Week In Review: Week of March 9, 2015

"Whatever decision you make, make sure it is with conviction and reason" Anonymous

The week that was contained mostly red with only Yamana Gold (AUY) posting a positive return. The IWC Stock Portfolio dropped a whopping 2.5% over the week with gold miners, chinese internet companies and energy holdings all falling big time. One learning from the week was how difficult it was not observing the performance of the individual holdings throughout the week. Does this practice make me more patient or uninformed? Does not checking my portfolio help me with making calm decisions or delay decisions until they are too late? What is truly the right number of times for checking a portfolio for a long-term investor?

Right now it seems the stock market is taking a turn for lower returns. The NASDAQ was down 1.1% while the S&P 500 index was down almost 0.9%. The run up of stocls has made things overall a bit frothy in terms of valuations but there is still some companies that have value. Though the IWC Stock Portfolio seems to be hitting some hard times, there are still no hard decisions in terms of buying and/or selling yet from these results. Table 1 shows some the losses during the week in more detail.
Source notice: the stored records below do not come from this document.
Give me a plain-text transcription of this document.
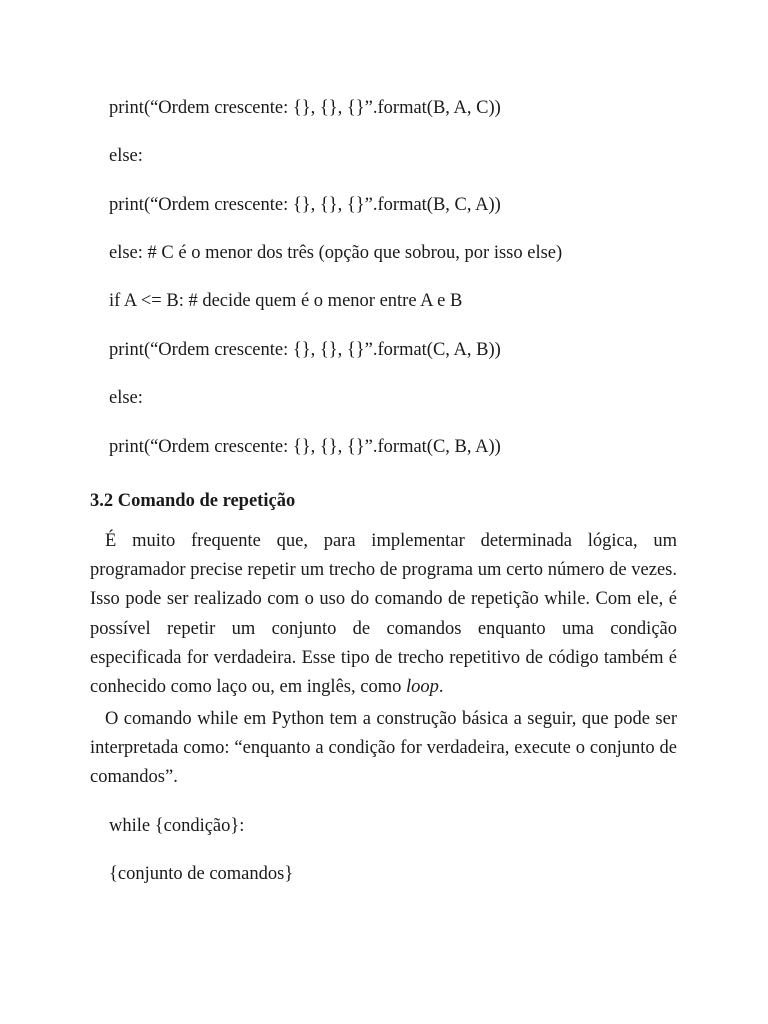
print(“Ordem crescente: {}, {}, {}”.format(B, A, C))

else:

print(“Ordem crescente: {}, {}, {}”.format(B, C, A))

else: # C é o menor dos três (opção que sobrou, por isso else)

if A <= B: # decide quem é o menor entre A e B

print(“Ordem crescente: {}, {}, {}”.format(C, A, B))

else:

print(“Ordem crescente: {}, {}, {}”.format(C, B, A))

3.2 Comando de repetição

É muito frequente que, para implementar determinada lógica, um programador precise repetir um trecho de programa um certo número de vezes. Isso pode ser realizado com o uso do comando de repetição while. Com ele, é possível repetir um conjunto de comandos enquanto uma condição especificada for verdadeira. Esse tipo de trecho repetitivo de código também é conhecido como laço ou, em inglês, como loop.

O comando while em Python tem a construção básica a seguir, que pode ser interpretada como: “enquanto a condição for verdadeira, execute o conjunto de comandos”.

while {condição}:

{conjunto de comandos}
Table 1 - IWC Stock Portfolio Week of 3/6/2015
Stock Ticker Close 3/6/2015 Close 3/13/2015 Difference Weight of Holding
- $/share $/share % %
AAPL $126.60 $123.59 -2.4% 10.6%
ABX $11.34 $10.60 -6.5% 2.1%
AUY $3.74 $3.75 0.3% 1.6%
BA $153.12 $151.57 -1.0% 10.4%
BIDU $213.31 $204.45 -4.2% 14.6%
BRK-B $145.28 $143.97 -0.9% 9.4%
CTSH $61.61 $61.15 -0.8% 11.3%
GG $19.05 $18.86 -1.0% 2.2%
NOV $52.54 $49.07 -6.6% 4.8%
QCOM $71.51 $68.64 -4.0% 8.0%
QIHU $48.53 $46.22 -4.8% 7.2%
Cash - - - 17.8%
IWC Stock Portfolio - - -2.5% 100%

Qihoo 360 (QIHU) released earnings and a more closer look will be presented later this week. Some of the highlights include revenue increasing year-over-year by 95% and yet experiencing fresh new 52-week lows seemingly every week. This holding has posed as a conumdrum for the IWC Stock Portfolio along with National Oilwell Varco (NOV). Both QIHU and NOV have been by far the worst performing stocks in the fund with QIHU losing 46.3% and NOV losing 33.7%. Only Barrick Gold (ABX) is an active holding with a negative return since the inception of the IWC Stock Portfolio with Yandex closing with a loss. Fundamentally QIHU and NOV are undervalued with strong balance sheets and bright futures. Both also lag due to pressures outside of the company. NOV is dragging due to oil prices declining and oil companies lowering capital expenditures which hurts NOV business. QIHU is a small fish playing in a huge Chinese pond with Baidu, Tencent and Alibaba serving as competitors. The key question is what to do with the valuations as cheap as they are but an ever decreasing stock price? Nothing. 

Over the long-haul there are two trends that I feel that have good chances of happening. Oil will not stay where it is now for long. What does long mean in this sense would be a complete guess as no one knows when the oil prices will spike. Could happen next week, in a few months or a couple of years. The main thesis is that oil prices eventually will increase and rig activity will increase once again. NOV is the dominate company in this business and with a strong balance sheet should be able to hold out this oil price weakness until it bounces back.

QIHU on the other hand are competiting with motivated gigantic companies with market caps an order of magnitude larger than they are. They are growing revenue at an amazing pace and making money. Though earnings are not as impressive, the real numbers to look at are revenue growth and investment within the company. QIHU has a few options in the future. Grow and compete with the Alibabas and Baidus of the world and continue to grow at their pace. Another option is to be bought out by a large company at a valuation that is more suitable. WIth a forward P/E ratio of 9.8, there is too much negative sentiment towards QIHU for the performance. With the stock price going from as high as $120/share now trading at the $45/share range, there may have been some buyers who are now hesitant to buy shares. This may be a perfect time for QIHU management to purchase more shares to lower the share count and return more to investors.

Final Thoughts

Even with the negativity over NOV and QIHU as well as some pessimistic views on the future performance of the stock market overall, to long-term investors the reality is you diversify and invest in well run organizations with strong fundamentals and competitive advantages. One of the questions to ask moving forward though is the position of the gold miner stocks in the IWC Stock Portfolio and whether they deserve a spot moving forward. Though no purchase planned to be made, no selling shall be done either.